“THE BIGGEST, best story in development.” That is how Michael Clemens, a senior fellow at the Center for Global Development, described swiftly declining child mortality rates across Africa in an interview with the Economist.
Of the 20 African countries that track nationwide living standards, 16 have recorded marked declines in the rate of deaths of children younger than 5, reported World Bank economists Karina Trommlerova and Gabriel Demombynes. Senegal, Rwanda and Kenya have reported drops of more than 8 percent a year, a rate that, if sustained, would cut child mortality in half within a decade. Nine more countries have seen decreases of more than 4.4 percent a year, which would meet the target established by the Millennium Development Goal to reduce child mortality by two-thirds between 1990 and 2015.
This news is terrific, and these countries’ feats are virtually unheard of. Rates of child mortality in many African countries are dropping twice as fast as during the past two decades. A handful of countries’ declining rates — namely those of Senegal, Rwanda and Kenya — dwarf comparable figures reported in China in the 1980s and Vietnam at the end of the 20th century, periods of rapid growth brought on by market reforms.

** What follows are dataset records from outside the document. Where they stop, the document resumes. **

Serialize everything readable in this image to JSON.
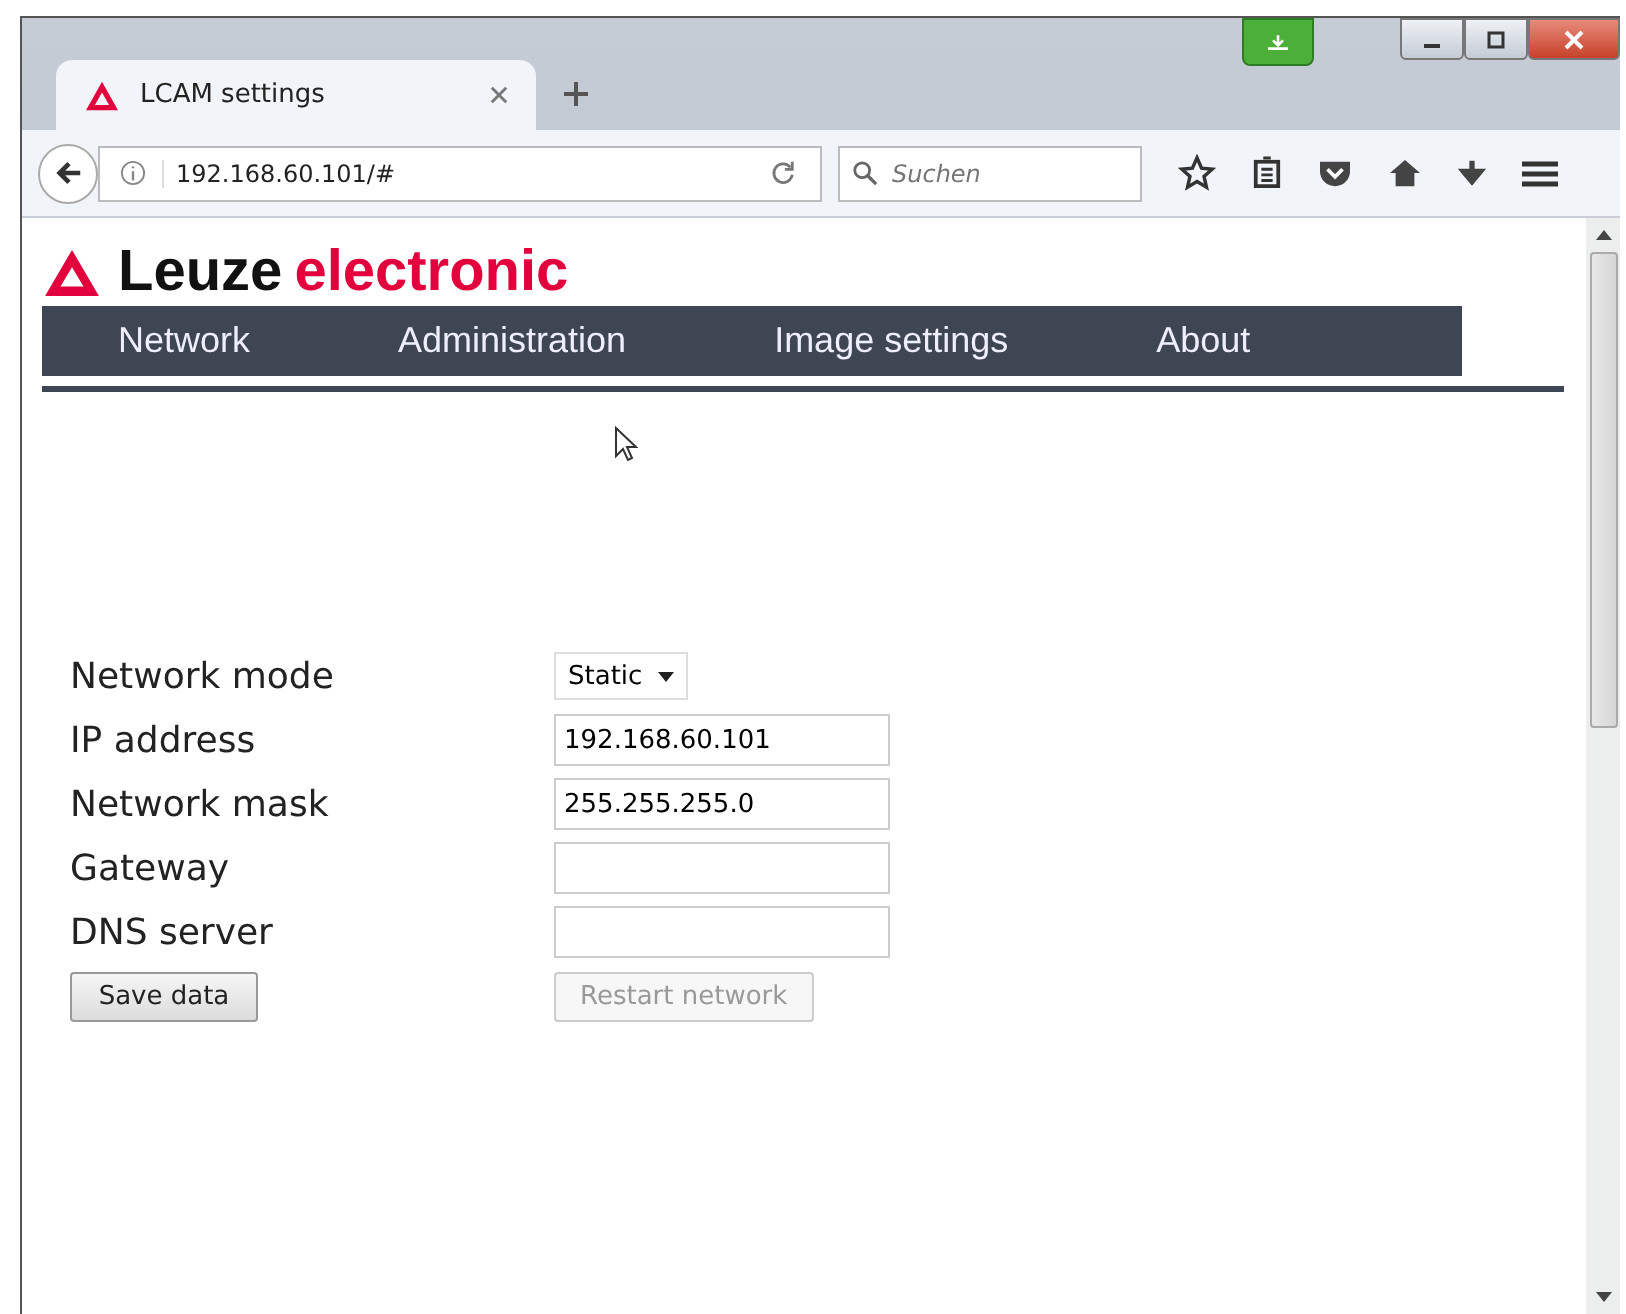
{
  "browser": {
    "tab": {
      "title": "LCAM settings"
    },
    "address": "192.168.60.101/#",
    "search": {
      "placeholder": "Suchen"
    }
  },
  "brand": {
    "name": "Leuze",
    "suffix": "electronic"
  },
  "nav": [
    {
      "label": "Network"
    },
    {
      "label": "Administration"
    },
    {
      "label": "Image settings"
    },
    {
      "label": "About"
    }
  ],
  "form": {
    "rows": [
      {
        "kind": "select",
        "label": "Network mode",
        "value": "Static"
      },
      {
        "kind": "input",
        "label": "IP address",
        "value": "192.168.60.101"
      },
      {
        "kind": "input",
        "label": "Network mask",
        "value": "255.255.255.0"
      },
      {
        "kind": "input",
        "label": "Gateway"
      },
      {
        "kind": "input",
        "label": "DNS server"
      }
    ],
    "buttons": [
      {
        "label": "Save data",
        "disabled": false
      },
      {
        "label": "Restart network",
        "disabled": true
      }
    ]
  }
}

This success story calls, first, for humility and flexibility, because it has no single explanation. In certain countries, economic growth has correlated with lower mortality rates. Ethiopia, Ghana, Rwanda and Uganda — countries that experienced an average annual rise in gross domestic product of more than 6.5 percent between 2005 and 2010 — have been at the forefront of reducing child mortality. Yet economics alone appears to be an insufficient indicator, given that Senegal, with a stagnating economy, has seen the sharpest declines in child mortality, while Liberia, with a growing economy, continues to suffer from high rates. International aid has played a role — for example, with agricultural assistance in some countries and the distribution of inexpensive bed-nets that protect children from malaria-transmitting mosquitoes.
The other takeaway is hope, which is essential, given the necessity for future progress. There are still 7.5 million children younger than 5 dying every year, 6 million of them from preventable diseases, according to Rajiv Shah, administrator of the Agency for International Development (USAID). The challenge is to replicate and broaden the successes of Senegal, Rwanda and Kenya.
To that end, USAID will join with India and Ethiopia in convening a Child Survival Effort on June 14 with the goal of eliminating preventable childhood death. The initiative will reach beyond Africa to other high-mortality countries, including India and Pakistan, which, along with Nigeria, Ethiopia and the Democratic Republic of Congo, account for half of global child deaths. It will use an array of techniques rather than seeking one magic bullet: introducing new means of immunizations and vaccines, aiding pregnant women with micronutrients and revamping nutrition standards.
The slogan of this effort reads: “Every Child Deserves a 5th Birthday.” We hope that Congress embraces this goal, recognizing a legitimate opportunity to prevent child deaths.